For some reason the bees have decided to get their water from this leaky hose fitting!  Once the bees establish a water source, that's it!  They tell the other bees, and that becomes THE place to get water!  I guess I will have to endure this leaky hose for a while until I can train them to use some other source for water!   I will have to make sure that I don't just grab the hose without looking first!!
Here is another bee getting water from my leaky hose outside of the greenhouse.
We doubled the size of our Upper Garden.  For those of you who have been to my house, you can see that this garden is twice the size it was before!  We intend to make wider rows that can be cultivated with a riding tiller.  This will save our old 70+ year old backs!  We have to garden smarter as we get older! 
Things are growing nicely in the greenhouse.  I am gradually bringing out trays of plants to harden up out there before putting them in the garden later this month.

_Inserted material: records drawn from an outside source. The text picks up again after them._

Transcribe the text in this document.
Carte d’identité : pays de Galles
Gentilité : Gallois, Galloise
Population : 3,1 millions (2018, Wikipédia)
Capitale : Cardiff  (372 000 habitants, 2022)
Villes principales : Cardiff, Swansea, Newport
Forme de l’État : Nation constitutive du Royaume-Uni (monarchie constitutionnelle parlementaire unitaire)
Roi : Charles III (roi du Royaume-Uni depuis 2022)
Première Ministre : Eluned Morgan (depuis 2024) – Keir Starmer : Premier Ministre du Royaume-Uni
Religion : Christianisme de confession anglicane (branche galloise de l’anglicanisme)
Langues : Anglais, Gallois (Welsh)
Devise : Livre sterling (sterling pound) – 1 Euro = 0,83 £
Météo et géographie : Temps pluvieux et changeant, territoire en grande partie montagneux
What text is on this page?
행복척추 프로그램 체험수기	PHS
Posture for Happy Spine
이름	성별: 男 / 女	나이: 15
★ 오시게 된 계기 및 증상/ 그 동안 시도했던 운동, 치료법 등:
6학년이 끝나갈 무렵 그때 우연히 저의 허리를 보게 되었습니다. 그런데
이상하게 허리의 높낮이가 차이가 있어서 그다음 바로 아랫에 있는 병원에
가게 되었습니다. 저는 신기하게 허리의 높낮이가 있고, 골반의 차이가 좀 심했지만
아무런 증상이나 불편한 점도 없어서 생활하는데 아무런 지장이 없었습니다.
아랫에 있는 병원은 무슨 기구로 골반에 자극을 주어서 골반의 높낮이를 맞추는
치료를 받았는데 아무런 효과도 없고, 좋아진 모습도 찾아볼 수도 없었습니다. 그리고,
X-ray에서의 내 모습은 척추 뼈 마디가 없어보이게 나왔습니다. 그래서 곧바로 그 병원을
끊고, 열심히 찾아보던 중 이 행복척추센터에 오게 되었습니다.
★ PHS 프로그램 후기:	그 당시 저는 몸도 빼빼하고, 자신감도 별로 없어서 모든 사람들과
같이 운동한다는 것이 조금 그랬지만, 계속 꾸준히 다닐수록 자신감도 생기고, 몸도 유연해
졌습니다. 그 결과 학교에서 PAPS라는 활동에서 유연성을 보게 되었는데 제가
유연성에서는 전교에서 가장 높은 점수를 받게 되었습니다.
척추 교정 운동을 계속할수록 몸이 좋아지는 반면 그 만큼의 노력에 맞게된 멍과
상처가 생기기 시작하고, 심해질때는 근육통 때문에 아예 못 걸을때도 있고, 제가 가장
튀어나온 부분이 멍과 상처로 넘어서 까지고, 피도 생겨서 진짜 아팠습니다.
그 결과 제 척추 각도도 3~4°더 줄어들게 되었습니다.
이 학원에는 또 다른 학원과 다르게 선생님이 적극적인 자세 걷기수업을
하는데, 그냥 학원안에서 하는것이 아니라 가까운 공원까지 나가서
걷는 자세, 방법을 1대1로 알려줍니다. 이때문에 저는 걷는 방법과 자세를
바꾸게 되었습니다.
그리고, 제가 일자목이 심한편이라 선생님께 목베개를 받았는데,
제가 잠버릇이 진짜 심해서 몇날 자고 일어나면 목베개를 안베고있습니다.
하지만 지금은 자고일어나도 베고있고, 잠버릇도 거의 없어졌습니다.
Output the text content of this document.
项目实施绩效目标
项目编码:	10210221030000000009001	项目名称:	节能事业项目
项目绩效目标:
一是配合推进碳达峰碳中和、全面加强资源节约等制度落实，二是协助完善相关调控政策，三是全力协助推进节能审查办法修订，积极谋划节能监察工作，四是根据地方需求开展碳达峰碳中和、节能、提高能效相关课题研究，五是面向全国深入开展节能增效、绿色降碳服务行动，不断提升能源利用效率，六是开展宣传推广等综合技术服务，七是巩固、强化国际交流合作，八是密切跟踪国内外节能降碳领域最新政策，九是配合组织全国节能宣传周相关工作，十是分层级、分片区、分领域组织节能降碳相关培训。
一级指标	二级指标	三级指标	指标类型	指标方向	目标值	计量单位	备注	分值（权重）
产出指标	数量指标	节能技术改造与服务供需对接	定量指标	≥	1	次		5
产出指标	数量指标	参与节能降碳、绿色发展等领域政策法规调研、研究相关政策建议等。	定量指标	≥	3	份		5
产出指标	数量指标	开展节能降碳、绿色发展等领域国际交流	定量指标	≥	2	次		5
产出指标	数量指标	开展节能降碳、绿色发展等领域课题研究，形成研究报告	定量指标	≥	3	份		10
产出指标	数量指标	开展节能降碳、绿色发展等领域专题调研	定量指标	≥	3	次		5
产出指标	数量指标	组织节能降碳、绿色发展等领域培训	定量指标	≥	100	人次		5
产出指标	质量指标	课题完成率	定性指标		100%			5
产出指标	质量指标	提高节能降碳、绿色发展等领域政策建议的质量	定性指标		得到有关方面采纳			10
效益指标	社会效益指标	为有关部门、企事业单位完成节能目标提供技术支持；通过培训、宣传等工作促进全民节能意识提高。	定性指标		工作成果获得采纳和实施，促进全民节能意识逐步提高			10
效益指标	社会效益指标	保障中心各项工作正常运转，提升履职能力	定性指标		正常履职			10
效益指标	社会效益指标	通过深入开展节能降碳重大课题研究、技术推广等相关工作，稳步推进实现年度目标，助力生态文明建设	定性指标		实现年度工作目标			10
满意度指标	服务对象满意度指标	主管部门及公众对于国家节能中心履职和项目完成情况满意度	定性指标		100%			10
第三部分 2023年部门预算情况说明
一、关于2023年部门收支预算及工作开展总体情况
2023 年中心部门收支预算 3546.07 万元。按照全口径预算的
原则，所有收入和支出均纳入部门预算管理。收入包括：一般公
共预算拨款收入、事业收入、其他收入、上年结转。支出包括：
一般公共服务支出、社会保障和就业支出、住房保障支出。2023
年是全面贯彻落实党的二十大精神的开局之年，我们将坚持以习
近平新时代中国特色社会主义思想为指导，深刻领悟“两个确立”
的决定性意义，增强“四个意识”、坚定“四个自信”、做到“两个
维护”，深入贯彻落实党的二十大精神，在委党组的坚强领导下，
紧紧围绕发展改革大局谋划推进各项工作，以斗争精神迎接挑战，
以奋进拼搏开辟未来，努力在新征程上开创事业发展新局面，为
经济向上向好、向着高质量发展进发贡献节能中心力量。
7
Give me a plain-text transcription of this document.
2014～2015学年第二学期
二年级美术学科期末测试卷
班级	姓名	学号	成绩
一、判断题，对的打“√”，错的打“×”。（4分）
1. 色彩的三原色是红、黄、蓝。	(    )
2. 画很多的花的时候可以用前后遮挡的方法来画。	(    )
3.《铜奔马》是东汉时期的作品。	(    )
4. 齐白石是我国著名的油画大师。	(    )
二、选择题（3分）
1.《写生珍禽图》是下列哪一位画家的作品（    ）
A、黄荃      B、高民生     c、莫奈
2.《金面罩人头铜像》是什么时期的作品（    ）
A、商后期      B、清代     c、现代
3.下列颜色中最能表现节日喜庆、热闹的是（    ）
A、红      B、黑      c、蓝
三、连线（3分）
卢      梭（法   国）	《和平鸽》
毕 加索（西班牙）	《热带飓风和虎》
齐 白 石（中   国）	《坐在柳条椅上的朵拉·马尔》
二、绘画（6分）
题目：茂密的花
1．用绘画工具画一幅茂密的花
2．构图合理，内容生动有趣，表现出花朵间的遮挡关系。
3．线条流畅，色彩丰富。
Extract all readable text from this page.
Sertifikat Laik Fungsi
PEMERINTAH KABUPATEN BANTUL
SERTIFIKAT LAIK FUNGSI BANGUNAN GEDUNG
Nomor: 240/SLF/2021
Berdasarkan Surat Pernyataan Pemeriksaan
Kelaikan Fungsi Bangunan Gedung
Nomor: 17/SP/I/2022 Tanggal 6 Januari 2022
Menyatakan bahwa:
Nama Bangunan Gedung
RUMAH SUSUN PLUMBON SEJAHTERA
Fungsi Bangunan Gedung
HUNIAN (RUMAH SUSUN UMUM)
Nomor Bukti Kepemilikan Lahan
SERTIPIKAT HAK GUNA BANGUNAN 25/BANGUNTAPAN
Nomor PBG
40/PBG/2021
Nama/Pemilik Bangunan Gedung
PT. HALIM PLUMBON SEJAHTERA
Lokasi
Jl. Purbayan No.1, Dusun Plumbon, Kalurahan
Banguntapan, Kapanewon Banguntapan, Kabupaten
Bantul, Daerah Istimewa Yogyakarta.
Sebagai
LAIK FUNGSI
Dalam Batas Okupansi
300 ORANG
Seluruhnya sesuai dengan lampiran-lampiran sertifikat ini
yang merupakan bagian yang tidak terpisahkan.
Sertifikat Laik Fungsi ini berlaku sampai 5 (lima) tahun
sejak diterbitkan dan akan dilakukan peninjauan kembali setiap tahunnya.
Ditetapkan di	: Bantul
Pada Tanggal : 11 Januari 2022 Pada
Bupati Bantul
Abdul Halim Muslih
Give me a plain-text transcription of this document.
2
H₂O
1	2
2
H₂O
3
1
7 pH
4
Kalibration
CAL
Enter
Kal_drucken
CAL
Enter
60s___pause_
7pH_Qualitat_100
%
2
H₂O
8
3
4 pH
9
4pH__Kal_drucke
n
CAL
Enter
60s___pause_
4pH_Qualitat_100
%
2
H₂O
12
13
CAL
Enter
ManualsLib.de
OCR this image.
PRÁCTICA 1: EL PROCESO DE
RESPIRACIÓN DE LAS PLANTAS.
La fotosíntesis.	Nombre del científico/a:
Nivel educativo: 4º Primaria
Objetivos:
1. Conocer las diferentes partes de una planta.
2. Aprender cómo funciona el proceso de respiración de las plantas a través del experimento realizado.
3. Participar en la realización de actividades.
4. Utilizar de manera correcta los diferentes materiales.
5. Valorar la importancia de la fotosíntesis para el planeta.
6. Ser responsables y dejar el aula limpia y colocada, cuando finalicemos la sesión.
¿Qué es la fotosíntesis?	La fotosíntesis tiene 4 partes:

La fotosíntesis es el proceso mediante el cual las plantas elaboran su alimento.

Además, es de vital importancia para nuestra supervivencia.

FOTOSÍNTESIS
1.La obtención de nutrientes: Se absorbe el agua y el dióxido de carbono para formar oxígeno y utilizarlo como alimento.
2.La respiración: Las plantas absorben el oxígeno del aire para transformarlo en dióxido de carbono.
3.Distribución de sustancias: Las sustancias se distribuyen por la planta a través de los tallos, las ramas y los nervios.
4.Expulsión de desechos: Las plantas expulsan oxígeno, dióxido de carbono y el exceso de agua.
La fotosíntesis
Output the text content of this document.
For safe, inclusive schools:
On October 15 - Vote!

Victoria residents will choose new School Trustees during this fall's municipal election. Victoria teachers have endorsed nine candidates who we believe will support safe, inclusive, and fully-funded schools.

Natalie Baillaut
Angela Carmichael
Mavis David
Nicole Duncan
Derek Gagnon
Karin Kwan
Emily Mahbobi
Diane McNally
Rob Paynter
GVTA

Until I plant tomatoes here in the middle section of the greenhouse I have trays of onions, tomatoes, herbs and peppers hardening up. 
Here is some Tom Thumb lettuce growing.  I just love this small buttercrunch head variety.  Just one or two small heads of these lettuces make up a good bowl of salad for dinner.  When they are ready to harvest, the heads are about 5 or 6 inches in diameter.  When you cut the bottom roots off, the whole head just falls apart into small leaves that are easily washed for the salad bowl.   As you can see, I have some weeding and thinning to do here, though!
The long range weather forecast is for 70 degree temps.  So we will be busy tilling up the gardens again, and I will be spending hours and hours outside planting and planting, and planting......   Our growing season is only 90 to 100 days, so things have to be done right on schedule.    It will be SO nice to have fresh veggies again!